We can apply our technology to any proteins (scaffolds) of your choice, including albumin. However, one of our main application targets is the antibody molecule. Antibodies, including bi-specific and tri-specific ones, are in the center of biopharmaceutical products and development. They inherit many good features as a drug, i.e., solubility, low immunogenicity, pharmacokinetics, immunologic characters (ADCC, CDC), etc.
The Fc portion of the immune-globulin molecule is an interesting scaffold for the application. You can design grafting sites so that it still maintains many of the antibody features. We call the grafted Fc portion Mirabody®. Mirabody’s molecular weight is about one-third of the original antibody, which benefits productivity and therefore the cost of goods. There are eight grafting sites in the Fc portion molecule.
We can also utilize a whole antibody as a scaffold still keeping the original CDR binding activity. We have created bi-specific, tri-specific, or even quadruple-specific antibodies. We named them Addbody®. Similar to Mirabody®, Addbody® possesses many features of the original antibody. There are more than 30 sites for grafting in an antibody.
We welcome your proposal for collaboration in biopharmaceutical product discovery. Our therapeutic target area has no restriction as long as you have (cellular membrane) protein targets.

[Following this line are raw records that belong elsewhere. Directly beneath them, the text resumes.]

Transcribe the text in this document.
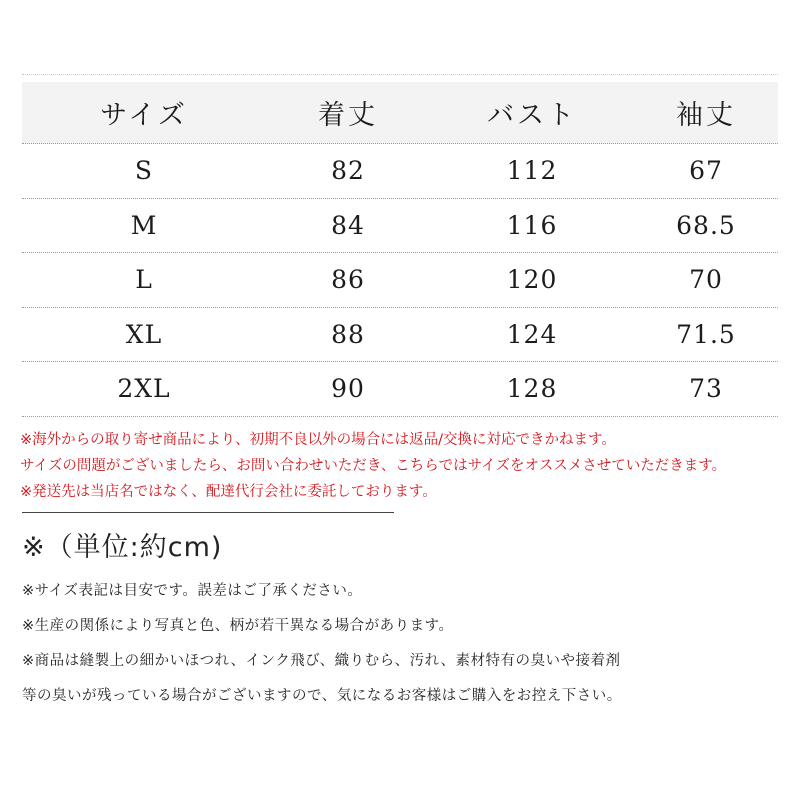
サイズ	着丈	バスト	袖丈
S	82	112	67
M	84	116	68.5
L	86	120	70
XL	88	124	71.5
2XL	90	128	73
※海外からの取り寄せ商品により、初期不良以外の場合には返品/交換に対応できかねます。
サイズの問題がございましたら、お問い合わせいただき、こちらではサイズをオススメさせていただきます。
※発送先は当店名ではなく、配達代行会社に委託しております。
※（単位:約cm)
※サイズ表記は目安です。誤差はご了承ください。
※生産の関係により写真と色、柄が若干異なる場合があります。
※商品は縫製上の細かいほつれ、インク飛び、織りむら、汚れ、素材特有の臭いや接着剤
等の臭いが残っている場合がございますので、気になるお客様はご購入をお控え下さい。
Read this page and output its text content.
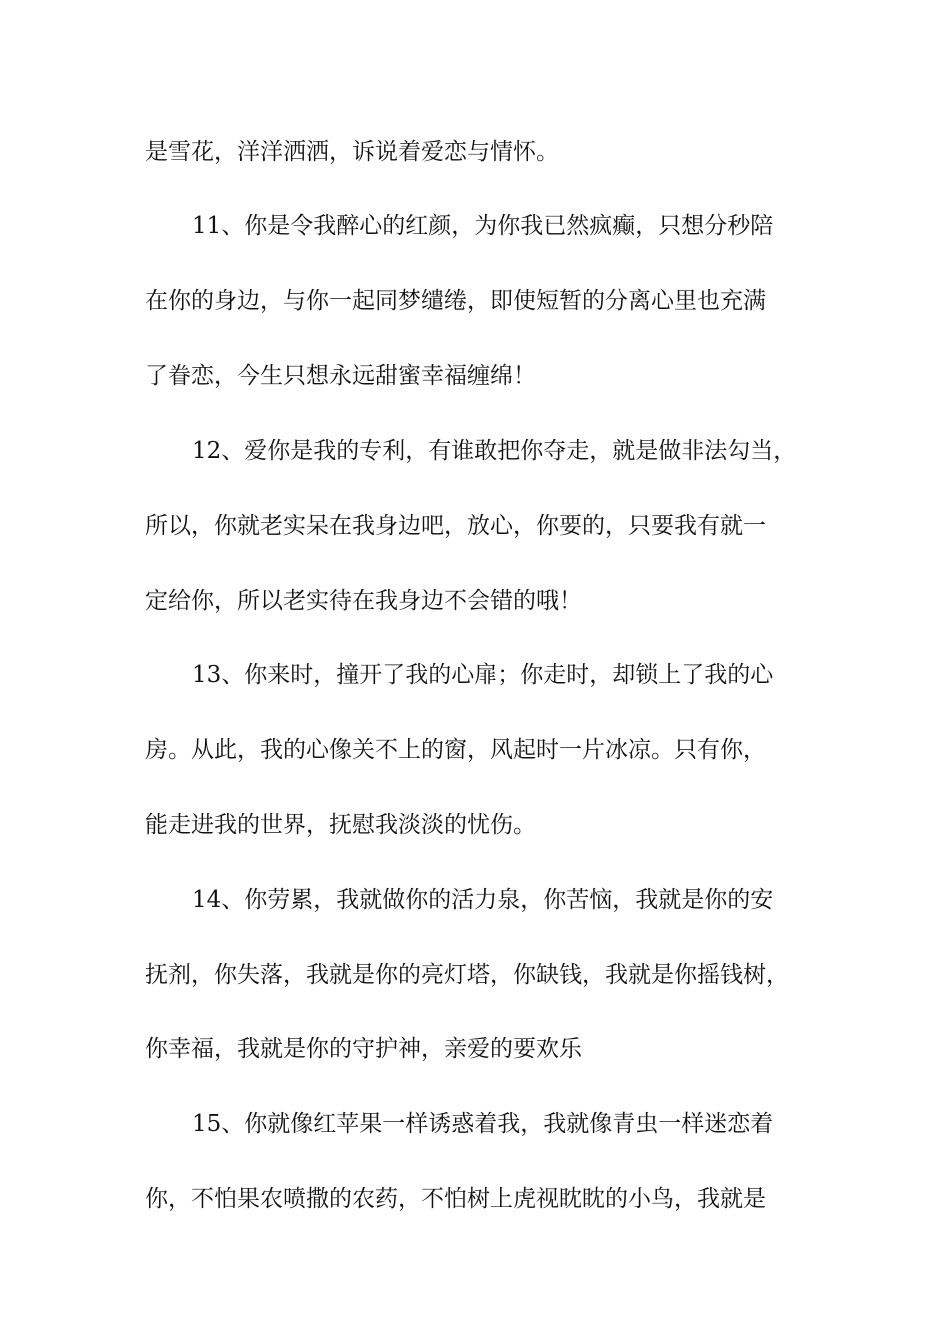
是雪花，洋洋洒洒，诉说着爱恋与情怀。
11、你是令我醉心的红颜，为你我已然疯癫，只想分秒陪
在你的身边，与你一起同梦缱绻，即使短暂的分离心里也充满
了眷恋，今生只想永远甜蜜幸福缠绵！
12、爱你是我的专利，有谁敢把你夺走，就是做非法勾当，
所以，你就老实呆在我身边吧，放心，你要的，只要我有就一
定给你，所以老实待在我身边不会错的哦！
13、你来时，撞开了我的心扉；你走时，却锁上了我的心
房。从此，我的心像关不上的窗，风起时一片冰凉。只有你，
能走进我的世界，抚慰我淡淡的忧伤。
14、你劳累，我就做你的活力泉，你苦恼，我就是你的安
抚剂，你失落，我就是你的亮灯塔，你缺钱，我就是你摇钱树，
你幸福，我就是你的守护神，亲爱的要欢乐
15、你就像红苹果一样诱惑着我，我就像青虫一样迷恋着
你，不怕果农喷撒的农药，不怕树上虎视眈眈的小鸟，我就是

- Mirabody® uses only the Fc portion of antibody as its structure, and similarly to Addbody® is generated by grafting Lasso peptide sequences with strong target-binding affinities to the Fc structure.
- Addbody® is a novel molecule generated by grafting Lasso peptide sequences with strong target-binding affinities to a part of existing antibody.This is particularly useful when you want to add a second or third functionality to an antibody, or other leading candidate compounds already owned by other pharmaceutical companies.